The positive comment came despite the company’s mobile phone business incurring a loss of NT$1.09 billion (US$34.60 million) last quarter.
“We have received pre-orders for more than 2 million units,” Hsu told an investors’ conference in Taipei.
The ROG Phone II, developed in cooperation with Tencent Holdings Ltd (騰訊), partly owes its success to gaming features designed specifically by the Chinese Internet giant, he said.
“We are still in the early stages of the [gaming phone] market ... which we aim to expand and dominate,” Hsu said.
While Asustek is looking to expand its mobile business, it has not neglected its core PC business, with the company’s net profit excluding mobile phones edging up 1.2 percent on a quarterly basis to NT$2.77 billion last quarter, while operating margin improved from 2.1 percent to 3.1 percent.
“We are leading the Southeast Asian markets in terms of laptops and motherboards,” co-CEO Samson Hu (胡書賓) told investors, adding that the company holds an average 40 percent share of the gaming laptop market across the region.
The company reported 40 percent year-on-year growth in shipments of ultra-light consumer PCs for the first six months of this year, which contributed to 57 percent of overall sales in the period, Hu said.
Asustek is equally focused on promoting laptops designed for content creators and enterprise clients, Hu said, implying that new products from these categories would soon hit the markets.
Facing investors’ concerns over the US-China trade dispute, which caused the company’s revenue to drop 15 percent sequentially to NT$71.27 billion last quarter, Hu said the company has two to three months of stock in the US to handle an additional 10 percent US tariffs on Chinese goods.
“We expect this [dispute] to last even longer,” Hu said.
Asustek has negotiated with its suppliers to relocate production plants to avoid more tariffs, Hu said.
“This would inevitably generate higher production costs,” he said.
In the April-to-June quarter, net profit dropped 23 percent on a quarterly basis to NT$1.68 billion, which translates into earnings per share of NT$3.07.

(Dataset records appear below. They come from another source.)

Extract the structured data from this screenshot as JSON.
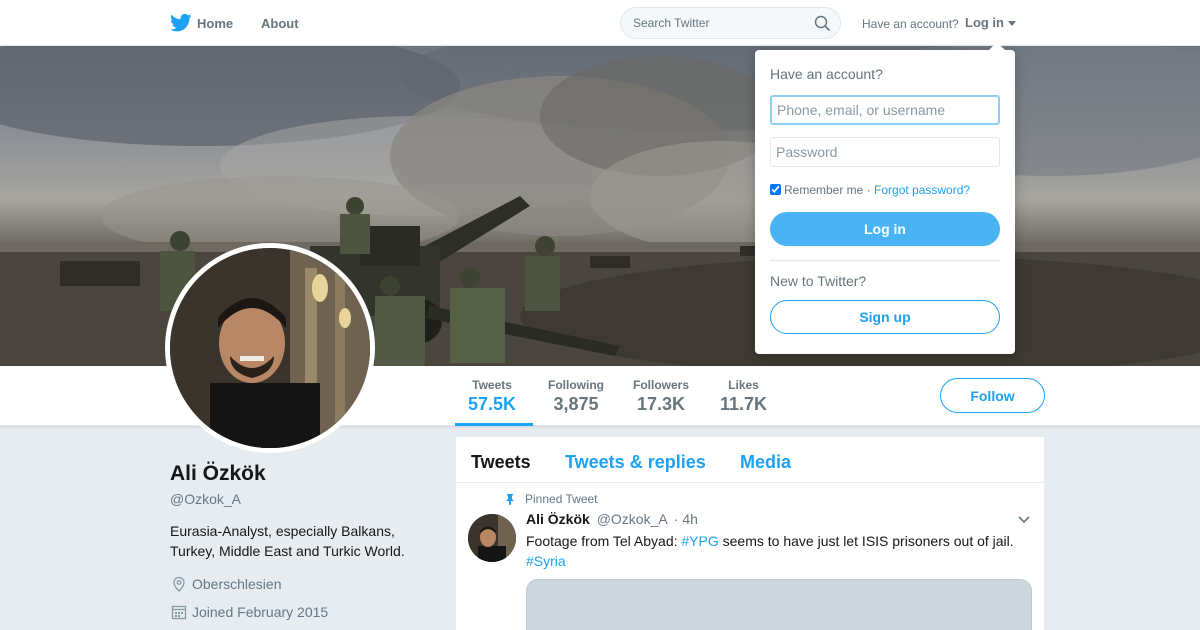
{
  "topbar": {
    "home_label": "Home",
    "about_label": "About",
    "search_placeholder": "Search Twitter",
    "have_account": "Have an account?",
    "login_label": "Log in",
    "brand_color": "#1da1f2"
  },
  "profile": {
    "name": "Ali Özkök",
    "handle": "@Ozkok_A",
    "bio": "Eurasia-Analyst, especially Balkans, Turkey, Middle East and Turkic World.",
    "location": "Oberschlesien",
    "joined": "Joined February 2015"
  },
  "stats": [
    {
      "label": "Tweets",
      "value": "57.5K"
    },
    {
      "label": "Following",
      "value": "3,875"
    },
    {
      "label": "Followers",
      "value": "17.3K"
    },
    {
      "label": "Likes",
      "value": "11.7K"
    }
  ],
  "follow_label": "Follow",
  "timeline": {
    "tabs": [
      "Tweets",
      "Tweets & replies",
      "Media"
    ],
    "tweet": {
      "pinned_label": "Pinned Tweet",
      "author": "Ali Özkök",
      "handle": "@Ozkok_A",
      "time": "· 4h",
      "text_before": "Footage from Tel Abyad: ",
      "hashtag1": "#YPG",
      "text_after": " seems to have just let ISIS prisoners out of jail.",
      "hashtag2": "#Syria"
    }
  },
  "login_dropdown": {
    "title": "Have an account?",
    "username_placeholder": "Phone, email, or username",
    "password_placeholder": "Password",
    "remember_label": "Remember me",
    "separator": " · ",
    "forgot_label": "Forgot password?",
    "login_button": "Log in",
    "new_label": "New to Twitter?",
    "signup_button": "Sign up"
  }
}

Operating margin improved slightly from 1.1 percent to 1.4 percent on the back of lower component prices and product mix adjustments, but the figure remained low when compared with 3.5 percent in the same period last year.
“We are aiming to raise our operating margin to 3 percent this quarter,” Asustek chief financial officer Nick Wu (吳長榮) said.
The company’s board of directors pledged to distribute cash dividends of at least NT$10 per share over the next three years to restore investors’ confidence in the company.